Comparative Analysis

The model achieved a remarkable improvement in mDice and mIoU metrics, particularly outperforming nn-UNet baselines under similar conditions. The comprehensive evaluation against other models demonstrated its efficacy in handling diverse organ sizes with precision.

Figure 3: Comparison in some mid-sized and small organ classes with nn-UNet baseline and previous SOTA.

Figure 4: Qualitative results of some re-implemented models on SegRap2023.

Conclusion

The paper’s contributions significantly extend Mask2Former’s capabilities, particularly for small organ segmentation, achieving state-of-the-art results across multiple datasets.
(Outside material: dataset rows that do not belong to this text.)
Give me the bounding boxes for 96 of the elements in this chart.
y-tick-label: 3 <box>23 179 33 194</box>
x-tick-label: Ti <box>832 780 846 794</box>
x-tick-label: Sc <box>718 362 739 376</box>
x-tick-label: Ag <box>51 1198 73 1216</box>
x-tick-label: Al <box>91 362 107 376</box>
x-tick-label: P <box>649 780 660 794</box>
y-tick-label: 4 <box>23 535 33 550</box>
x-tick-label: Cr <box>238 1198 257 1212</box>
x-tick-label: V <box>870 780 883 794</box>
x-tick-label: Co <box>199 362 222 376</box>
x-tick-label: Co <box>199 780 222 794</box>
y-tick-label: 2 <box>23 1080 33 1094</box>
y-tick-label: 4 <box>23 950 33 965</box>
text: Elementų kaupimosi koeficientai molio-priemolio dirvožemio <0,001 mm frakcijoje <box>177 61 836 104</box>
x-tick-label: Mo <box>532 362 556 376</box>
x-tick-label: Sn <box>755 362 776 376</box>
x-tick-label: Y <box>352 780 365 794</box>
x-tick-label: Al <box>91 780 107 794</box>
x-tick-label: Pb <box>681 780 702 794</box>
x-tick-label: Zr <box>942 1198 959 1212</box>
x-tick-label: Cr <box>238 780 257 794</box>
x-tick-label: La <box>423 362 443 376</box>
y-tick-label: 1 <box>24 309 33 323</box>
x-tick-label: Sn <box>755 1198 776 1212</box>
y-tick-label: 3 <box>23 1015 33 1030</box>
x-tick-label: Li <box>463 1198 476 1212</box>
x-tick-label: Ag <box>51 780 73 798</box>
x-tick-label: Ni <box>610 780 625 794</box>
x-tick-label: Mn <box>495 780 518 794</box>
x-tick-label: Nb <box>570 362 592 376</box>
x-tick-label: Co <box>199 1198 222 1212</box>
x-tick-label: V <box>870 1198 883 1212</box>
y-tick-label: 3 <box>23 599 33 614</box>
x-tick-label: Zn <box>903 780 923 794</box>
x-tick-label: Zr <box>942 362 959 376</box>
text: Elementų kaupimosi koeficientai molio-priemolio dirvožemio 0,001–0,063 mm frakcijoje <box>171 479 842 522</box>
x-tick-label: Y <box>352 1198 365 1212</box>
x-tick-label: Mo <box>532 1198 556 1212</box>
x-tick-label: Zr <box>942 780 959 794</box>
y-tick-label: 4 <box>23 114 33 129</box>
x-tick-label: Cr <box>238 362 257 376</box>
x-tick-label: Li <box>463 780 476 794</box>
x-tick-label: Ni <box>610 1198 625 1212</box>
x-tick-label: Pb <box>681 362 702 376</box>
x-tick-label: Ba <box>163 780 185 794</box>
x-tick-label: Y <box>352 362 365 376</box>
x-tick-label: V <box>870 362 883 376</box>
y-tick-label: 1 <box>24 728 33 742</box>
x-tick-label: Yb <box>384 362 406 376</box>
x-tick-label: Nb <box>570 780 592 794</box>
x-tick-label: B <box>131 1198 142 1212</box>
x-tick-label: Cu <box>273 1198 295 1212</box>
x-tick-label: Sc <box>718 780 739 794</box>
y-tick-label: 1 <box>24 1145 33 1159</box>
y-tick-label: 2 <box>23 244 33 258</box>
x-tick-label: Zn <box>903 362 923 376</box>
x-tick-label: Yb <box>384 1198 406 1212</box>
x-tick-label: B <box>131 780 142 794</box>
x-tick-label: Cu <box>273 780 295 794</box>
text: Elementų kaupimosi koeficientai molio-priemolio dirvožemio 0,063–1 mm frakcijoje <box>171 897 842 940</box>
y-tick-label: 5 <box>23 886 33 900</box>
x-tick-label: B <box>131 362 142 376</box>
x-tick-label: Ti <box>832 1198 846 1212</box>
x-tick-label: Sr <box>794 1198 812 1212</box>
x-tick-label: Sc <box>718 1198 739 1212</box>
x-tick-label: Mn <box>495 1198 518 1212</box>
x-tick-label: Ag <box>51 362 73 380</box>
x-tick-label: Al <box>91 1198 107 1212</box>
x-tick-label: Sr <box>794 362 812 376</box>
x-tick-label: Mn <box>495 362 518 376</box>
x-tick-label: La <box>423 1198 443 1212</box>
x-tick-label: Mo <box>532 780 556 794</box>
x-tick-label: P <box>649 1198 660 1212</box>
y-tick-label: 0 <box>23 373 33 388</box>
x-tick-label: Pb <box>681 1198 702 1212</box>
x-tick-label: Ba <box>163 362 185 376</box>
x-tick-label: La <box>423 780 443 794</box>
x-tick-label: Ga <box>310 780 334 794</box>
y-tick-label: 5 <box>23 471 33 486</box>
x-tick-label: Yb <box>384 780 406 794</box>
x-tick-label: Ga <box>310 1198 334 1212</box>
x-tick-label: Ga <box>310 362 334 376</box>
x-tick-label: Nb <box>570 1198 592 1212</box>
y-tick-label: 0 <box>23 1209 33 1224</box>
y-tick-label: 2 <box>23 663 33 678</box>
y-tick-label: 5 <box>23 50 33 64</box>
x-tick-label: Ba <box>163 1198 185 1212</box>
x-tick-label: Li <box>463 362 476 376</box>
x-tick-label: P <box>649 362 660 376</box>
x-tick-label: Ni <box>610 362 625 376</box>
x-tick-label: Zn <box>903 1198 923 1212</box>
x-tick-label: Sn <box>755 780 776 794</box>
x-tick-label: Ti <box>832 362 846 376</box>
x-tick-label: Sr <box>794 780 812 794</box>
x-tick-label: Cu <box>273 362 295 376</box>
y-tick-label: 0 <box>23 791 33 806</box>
By integrating offset adjustment strategies, feature fusion, and auxiliary decoders, the model excels in efficiency and accuracy, paving the way for improved applications in medical image analysis. The framework’s design facilitates robust and resource-efficient performance, critical for clinical adoption.

In conclusion, the work delineates a promising enhancement for transformer-based medical segmentation tasks, offering insights and methodologies that could influence future research and practical implementations in the domain. Future studies could explore further optimization of offset strategies and auxiliary branches to scale these benefits across varied clinical imaging modalities.